Der Vampir schnaubte. "Das bist du auch, kein Grund, wie sie sein zu wollen."
'Trotzdem bin ich nicht gut genug für dich.' Jade wußte nicht, ob es am Tee lag, aber die ganze Situation kam ihr plötzlich so absurd vor. War sie wirklich so klein, daß sie ihm hinterherlaufen mußte wie ein Hündchen? Warum machte sie sich selbst so fertig für eine dermaßen einseitige Sehnsucht? Das alles war lächerlich! Die seltsamsten Gedanken schlingerten durch ihren Kopf. Sie fing an zu kichern.
Unsicher sah Caleb sie an. "Darf ich mitlachen?" fragte er vorsichtig.
Seine Begleiterin machte eine unbestimmte Geste. "Sicher, tu dir keinen Zwang an!"
"Ähm... Sagst du mir denn auch, worüber du lachst?"
"Nichts, Caleb.

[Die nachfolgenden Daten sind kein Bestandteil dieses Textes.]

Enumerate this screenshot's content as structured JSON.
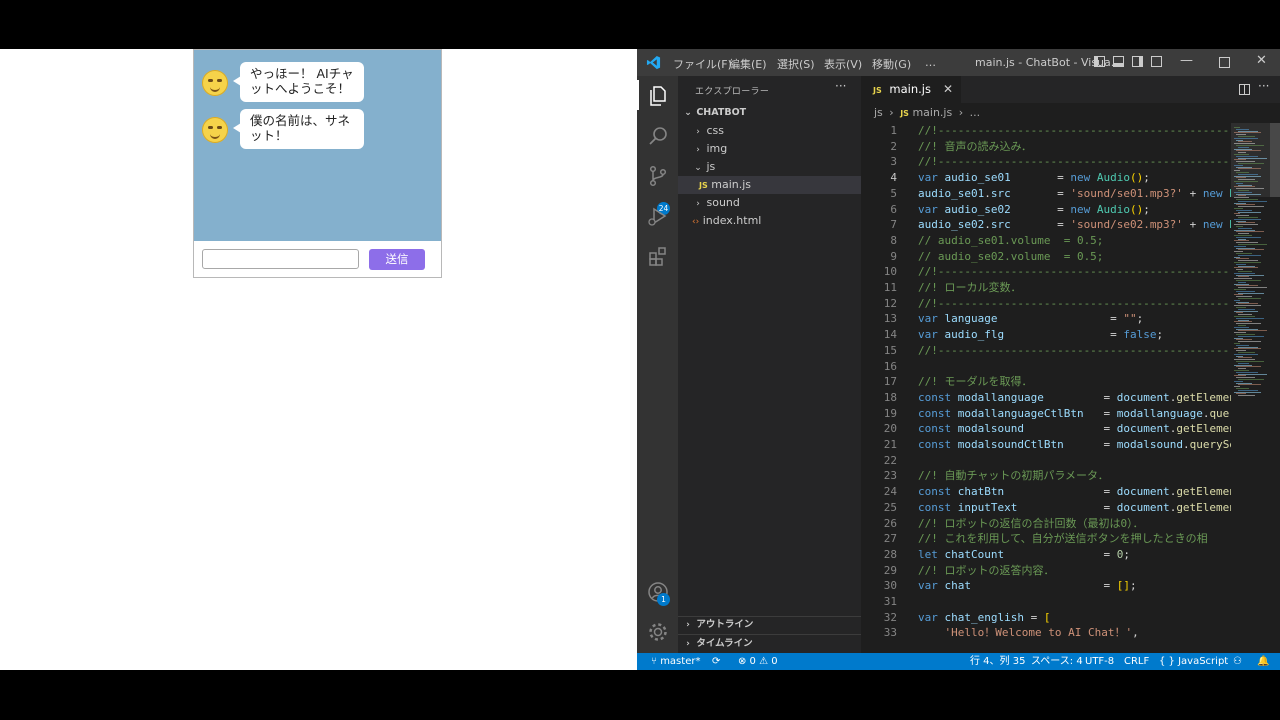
{
  "chat": {
    "messages": [
      "やっほー！ AIチャットへようこそ！",
      "僕の名前は、サネット！"
    ],
    "send_label": "送信",
    "input_value": ""
  },
  "vscode": {
    "menus": [
      "ファイル(F)",
      "編集(E)",
      "選択(S)",
      "表示(V)",
      "移動(G)",
      "…"
    ],
    "window_title": "main.js - ChatBot - Visua...",
    "explorer_title": "エクスプローラー",
    "project": "CHATBOT",
    "tree": [
      {
        "label": "css",
        "type": "folder",
        "chevron": "›"
      },
      {
        "label": "img",
        "type": "folder",
        "chevron": "›"
      },
      {
        "label": "js",
        "type": "folder",
        "chevron": "⌄"
      },
      {
        "label": "main.js",
        "type": "js"
      },
      {
        "label": "sound",
        "type": "folder",
        "chevron": "›"
      },
      {
        "label": "index.html",
        "type": "html"
      }
    ],
    "panels": [
      "アウトライン",
      "タイムライン"
    ],
    "tab_label": "main.js",
    "breadcrumb": [
      "js",
      "main.js",
      "..."
    ],
    "source_control_badge": "24",
    "accounts_badge": "1",
    "code_lines": [
      {
        "n": "1",
        "html": "<span class=\"c\">//!------------------------------------------------</span>"
      },
      {
        "n": "2",
        "html": "<span class=\"c\">//! 音声の読み込み．</span>"
      },
      {
        "n": "3",
        "html": "<span class=\"c\">//!------------------------------------------------</span>"
      },
      {
        "n": "4",
        "html": "<span class=\"k\">var</span> <span class=\"v\">audio_se01</span>       <span class=\"p\">=</span> <span class=\"k\">new</span> <span class=\"t\">Audio</span><span class=\"y\">()</span><span class=\"p\">;</span>"
      },
      {
        "n": "5",
        "html": "<span class=\"v\">audio_se01</span><span class=\"p\">.</span><span class=\"v\">src</span>       <span class=\"p\">=</span> <span class=\"s\">'sound/se01.mp3?'</span> <span class=\"p\">+</span> <span class=\"k\">new</span> <span class=\"t\">Dat</span>"
      },
      {
        "n": "6",
        "html": "<span class=\"k\">var</span> <span class=\"v\">audio_se02</span>       <span class=\"p\">=</span> <span class=\"k\">new</span> <span class=\"t\">Audio</span><span class=\"y\">()</span><span class=\"p\">;</span>"
      },
      {
        "n": "7",
        "html": "<span class=\"v\">audio_se02</span><span class=\"p\">.</span><span class=\"v\">src</span>       <span class=\"p\">=</span> <span class=\"s\">'sound/se02.mp3?'</span> <span class=\"p\">+</span> <span class=\"k\">new</span> <span class=\"t\">Dat</span>"
      },
      {
        "n": "8",
        "html": "<span class=\"c\">// audio_se01.volume  = 0.5;</span>"
      },
      {
        "n": "9",
        "html": "<span class=\"c\">// audio_se02.volume  = 0.5;</span>"
      },
      {
        "n": "10",
        "html": "<span class=\"c\">//!------------------------------------------------</span>"
      },
      {
        "n": "11",
        "html": "<span class=\"c\">//! ローカル変数．</span>"
      },
      {
        "n": "12",
        "html": "<span class=\"c\">//!------------------------------------------------</span>"
      },
      {
        "n": "13",
        "html": "<span class=\"k\">var</span> <span class=\"v\">language</span>                 <span class=\"p\">=</span> <span class=\"s\">\"\"</span><span class=\"p\">;</span>"
      },
      {
        "n": "14",
        "html": "<span class=\"k\">var</span> <span class=\"v\">audio_flg</span>                <span class=\"p\">=</span> <span class=\"k\">false</span><span class=\"p\">;</span>"
      },
      {
        "n": "15",
        "html": "<span class=\"c\">//!------------------------------------------------</span>"
      },
      {
        "n": "16",
        "html": ""
      },
      {
        "n": "17",
        "html": "<span class=\"c\">//! モーダルを取得．</span>"
      },
      {
        "n": "18",
        "html": "<span class=\"k\">const</span> <span class=\"v\">modallanguage</span>         <span class=\"p\">=</span> <span class=\"v\">document</span><span class=\"p\">.</span><span class=\"f\">getElement</span>"
      },
      {
        "n": "19",
        "html": "<span class=\"k\">const</span> <span class=\"v\">modallanguageCtlBtn</span>   <span class=\"p\">=</span> <span class=\"v\">modallanguage</span><span class=\"p\">.</span><span class=\"f\">query</span>"
      },
      {
        "n": "20",
        "html": "<span class=\"k\">const</span> <span class=\"v\">modalsound</span>            <span class=\"p\">=</span> <span class=\"v\">document</span><span class=\"p\">.</span><span class=\"f\">getElement</span>"
      },
      {
        "n": "21",
        "html": "<span class=\"k\">const</span> <span class=\"v\">modalsoundCtlBtn</span>      <span class=\"p\">=</span> <span class=\"v\">modalsound</span><span class=\"p\">.</span><span class=\"f\">querySel</span>"
      },
      {
        "n": "22",
        "html": ""
      },
      {
        "n": "23",
        "html": "<span class=\"c\">//! 自動チャットの初期パラメータ．</span>"
      },
      {
        "n": "24",
        "html": "<span class=\"k\">const</span> <span class=\"v\">chatBtn</span>               <span class=\"p\">=</span> <span class=\"v\">document</span><span class=\"p\">.</span><span class=\"f\">getElement</span>"
      },
      {
        "n": "25",
        "html": "<span class=\"k\">const</span> <span class=\"v\">inputText</span>             <span class=\"p\">=</span> <span class=\"v\">document</span><span class=\"p\">.</span><span class=\"f\">getElement</span>"
      },
      {
        "n": "26",
        "html": "<span class=\"c\">//! ロボットの返信の合計回数（最初は0）．</span>"
      },
      {
        "n": "27",
        "html": "<span class=\"c\">//! これを利用して、自分が送信ボタンを押したときの相</span>"
      },
      {
        "n": "28",
        "html": "<span class=\"k\">let</span> <span class=\"v\">chatCount</span>               <span class=\"p\">=</span> <span class=\"n\">0</span><span class=\"p\">;</span>"
      },
      {
        "n": "29",
        "html": "<span class=\"c\">//! ロボットの返答内容．</span>"
      },
      {
        "n": "30",
        "html": "<span class=\"k\">var</span> <span class=\"v\">chat</span>                    <span class=\"p\">=</span> <span class=\"y\">[]</span><span class=\"p\">;</span>"
      },
      {
        "n": "31",
        "html": ""
      },
      {
        "n": "32",
        "html": "<span class=\"k\">var</span> <span class=\"v\">chat_english</span> <span class=\"p\">=</span> <span class=\"y\">[</span>"
      },
      {
        "n": "33",
        "html": "    <span class=\"s\">'Hello！Welcome to AI Chat！'</span><span class=\"p\">,</span>"
      }
    ],
    "status": {
      "branch": "master*",
      "problems": "⊗ 0 ⚠ 0",
      "position": "行 4、列 35",
      "spaces": "スペース: 4",
      "encoding": "UTF-8",
      "eol": "CRLF",
      "language": "{ } JavaScript"
    }
  }
}
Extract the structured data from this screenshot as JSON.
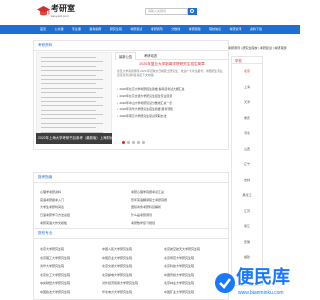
{
  "header": {
    "logo_text": "考研室",
    "logo_url": "kaoyanc.com",
    "search_placeholder": "请输入关键词"
  },
  "nav": {
    "items": [
      "首页",
      "公共课",
      "专业课",
      "报考指南",
      "研究生院",
      "考研复试",
      "考研调剂",
      "分数线",
      "考研经验",
      "院校信息",
      "考研资讯",
      "资料下载"
    ]
  },
  "section1": {
    "title": "考研资料"
  },
  "slide": {
    "caption": "2022年上海大学考研书目参考（最新版）上海财经大学考研资料（部分）"
  },
  "news": {
    "tabs": [
      "最新公告",
      "考研动态"
    ],
    "headline": "2020年复旦大学新闻学院研究生招生简章",
    "headline_desc": "复旦大学新闻学院 2020 年招收全日制硕士研究生，欢迎广大考生报考，详细招生专业目录及考试科目请见下文内容。",
    "items": [
      "2020年北京大学考研招生简章 各科目考试大纲汇总",
      "2020年北京交通大学研究生招生专业目录",
      "2020年中山大学考研复试分数线汇总一览",
      "2020年清华大学研究生招生简章 报考须知",
      "2020年南京大学研究生复试录取办法"
    ]
  },
  "sidebar": {
    "links": [
      "考研调剂 | 研究生院校 | 考研复试 | 考研真题"
    ],
    "head": "学校",
    "items": [
      "北京",
      "上海",
      "天津",
      "重庆",
      "河北",
      "山西",
      "辽宁",
      "吉林",
      "黑龙江",
      "江苏",
      "浙江",
      "安徽",
      "福建",
      "江西"
    ]
  },
  "section2": {
    "title": "报考指南"
  },
  "guide": {
    "rows": [
      [
        "心理学考研资料",
        "考研心理学真题考点汇总"
      ],
      [
        "英语考研报考入门",
        "历年英语翻译硕士考研真题"
      ],
      [
        "大学生考研时间表",
        "国际商务考研科目解析"
      ],
      [
        "日语考研学习方法总结",
        "什么是考研调剂"
      ],
      [
        "考研英语大作文模板",
        "考研数学复习规划"
      ],
      [
        "考研政治复习方法",
        "考研专业课复习攻略"
      ],
      [
        "考研院校选择技巧",
        "考研报考常见问题"
      ]
    ]
  },
  "section3": {
    "title": "院校专业"
  },
  "schools": {
    "rows": [
      [
        "北京大学研究生院",
        "中国人民大学研究生院",
        "北京航空航天大学研究生院"
      ],
      [
        "北京理工大学研究生院",
        "中国农业大学研究生院",
        "北京师范大学研究生院"
      ],
      [
        "清华大学研究生院",
        "北京交通大学研究生院",
        "北京科技大学研究生院"
      ],
      [
        "北京化工大学研究生院",
        "北京邮电大学研究生院",
        "中国传媒大学研究生院"
      ],
      [
        "中央财经大学研究生院",
        "对外经济贸易大学研究生院",
        "北京林业大学研究生院"
      ],
      [
        "中国政法大学研究生院",
        "华北电力大学研究生院",
        "中国矿业大学研究生院"
      ]
    ]
  },
  "watermark": {
    "text": "便民库",
    "url": "www.bianminku.com"
  },
  "colors": {
    "brand_blue": "#1e6fd1",
    "accent_red": "#d92b2b"
  }
}
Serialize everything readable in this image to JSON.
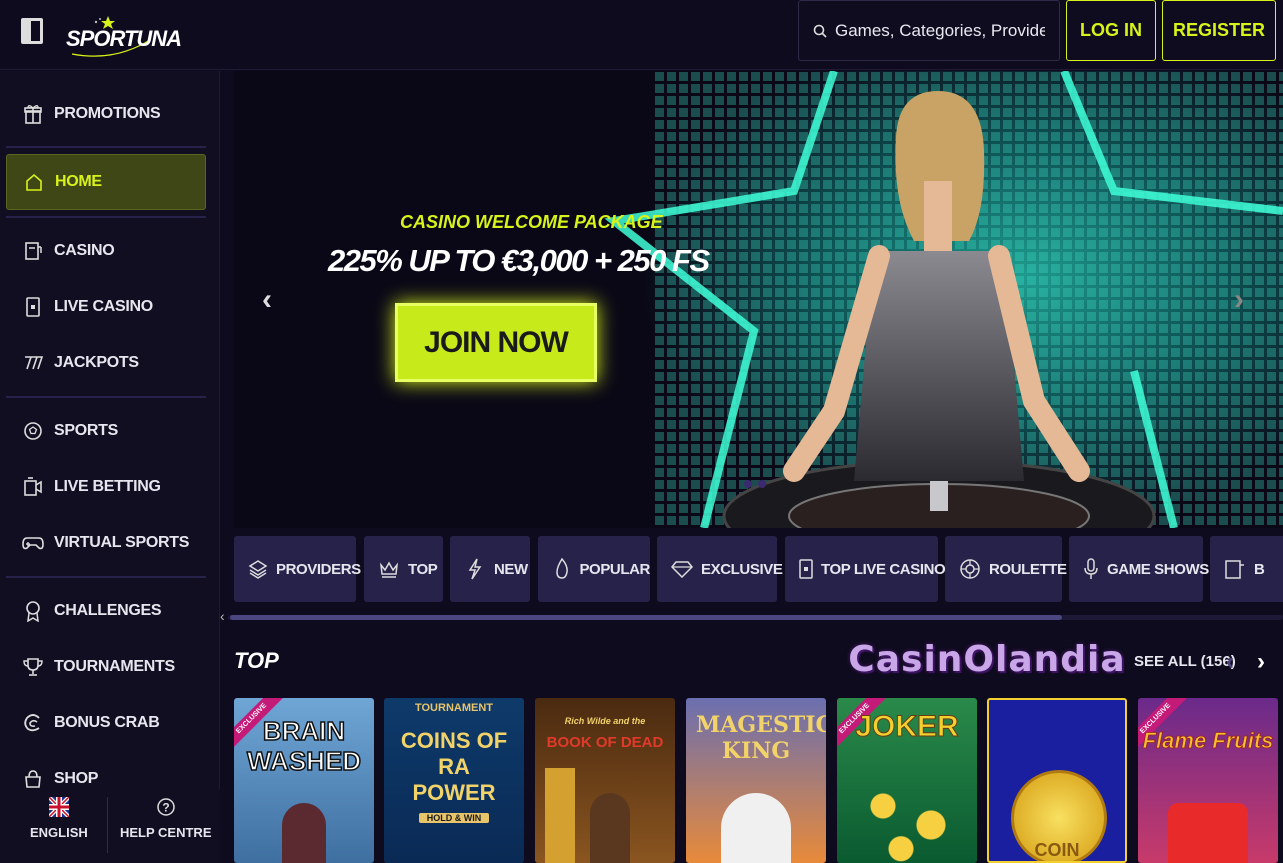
{
  "header": {
    "logo_text": "SPORTUNA",
    "search_placeholder": "Games, Categories, Providers",
    "login_label": "LOG IN",
    "register_label": "REGISTER"
  },
  "sidebar": {
    "items": [
      {
        "label": "PROMOTIONS",
        "icon": "gift-icon"
      },
      {
        "label": "HOME",
        "icon": "home-icon",
        "active": true
      },
      {
        "label": "CASINO",
        "icon": "casino-icon"
      },
      {
        "label": "LIVE CASINO",
        "icon": "live-casino-icon"
      },
      {
        "label": "JACKPOTS",
        "icon": "jackpot-icon"
      },
      {
        "label": "SPORTS",
        "icon": "soccer-ball-icon"
      },
      {
        "label": "LIVE BETTING",
        "icon": "live-betting-icon"
      },
      {
        "label": "VIRTUAL SPORTS",
        "icon": "gamepad-icon"
      },
      {
        "label": "CHALLENGES",
        "icon": "medal-icon"
      },
      {
        "label": "TOURNAMENTS",
        "icon": "trophy-icon"
      },
      {
        "label": "BONUS CRAB",
        "icon": "crab-icon"
      },
      {
        "label": "SHOP",
        "icon": "shop-icon"
      }
    ],
    "footer": {
      "language_label": "ENGLISH",
      "help_label": "HELP CENTRE"
    }
  },
  "hero": {
    "subtitle": "CASINO WELCOME PACKAGE",
    "headline": "225% UP TO €3,000 + 250 FS",
    "cta_label": "JOIN NOW"
  },
  "categories": [
    {
      "label": "PROVIDERS",
      "icon": "layers-icon"
    },
    {
      "label": "TOP",
      "icon": "crown-icon"
    },
    {
      "label": "NEW",
      "icon": "lightning-icon"
    },
    {
      "label": "POPULAR",
      "icon": "flame-icon"
    },
    {
      "label": "EXCLUSIVE",
      "icon": "diamond-icon"
    },
    {
      "label": "TOP LIVE CASINO",
      "icon": "card-icon"
    },
    {
      "label": "ROULETTE",
      "icon": "roulette-icon"
    },
    {
      "label": "GAME SHOWS",
      "icon": "microphone-icon"
    },
    {
      "label": "B",
      "icon": "slot-icon"
    }
  ],
  "top_section": {
    "title": "TOP",
    "watermark": "CasinOlandia",
    "see_all_label": "SEE ALL (156)",
    "games": [
      {
        "title": "BRAIN WASHED",
        "exclusive": true
      },
      {
        "title": "COINS OF RA POWER",
        "tag": "TOURNAMENT",
        "subtitle": "HOLD & WIN"
      },
      {
        "title": "BOOK OF DEAD",
        "subtitle": "Rich Wilde and the"
      },
      {
        "title": "MAGESTIC KING"
      },
      {
        "title": "JOKER",
        "exclusive": true
      },
      {
        "title": "COIN"
      },
      {
        "title": "Flame Fruits",
        "exclusive": true
      }
    ]
  },
  "colors": {
    "accent": "#d8f31a",
    "background": "#0f0b1e",
    "sidebar": "#120e22",
    "tab_bg": "#26224a"
  }
}
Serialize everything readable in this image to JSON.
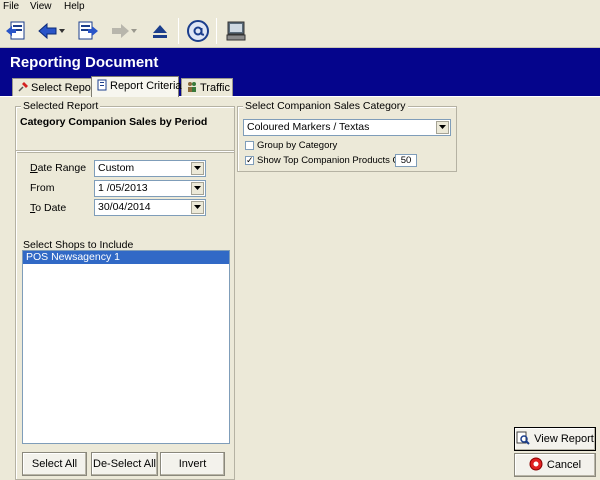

Ich lache über gar nichts." Sie sah ihn an als meine sie das vollkommen ernst, und genau genommen tat sie das auch. Sie lachte über sich selbst und das Nichts, das zwischen ihnen stand.
"Du flunkerst, Jade Sparkle."
"Schön, meinetwegen. Reden wir eben über etwas, über das ich lachen kann."
"Gerne. Worüber möchtest du sprechen?"
"Hm." Sie dachte kurz nach. "Was hättest du getan, wenn ich tatsächlich mit jemandem angebändelt hätte? Oder wenn ich sagen würde ich nehme... uhm... den da...", Sie zeigte auf einen zufälligen Mann, "... und gehe mit ihm nach Hause?"
"Na, mich selbstredend gefreut!" Das war nicht ganz die Wahrheit nach der erzwungenen Planänderung, aber darauf wollte er gerade nicht näher eingehen. Stattdessen nahm er ihren ausgestreckten Arm und zog ihre Hand sanft auf den Tresen zurück, ehe der Fremde darauf aufmerksam werden konnte.
"Nach eingehender Befragung und Begutachtung des Kandidaten?"
"Selbstverständlich! Für meine liebste Freundin nur das Beste!" meinte er selbstsicher und ignorierte jede Spur von Spott in ihrer Stimme.
"Wie hättest du das entscheiden wollen? Du kennst meine Wünsche doch gar nicht." Jade kicherte erneut.
Die Herausforderung nahm er an. "Selbstverständlich kann ich nur eine Empfehlung aussprechen und du entscheidest, aber ich traue mir durchaus zu den richtigen für dich auszusuchen."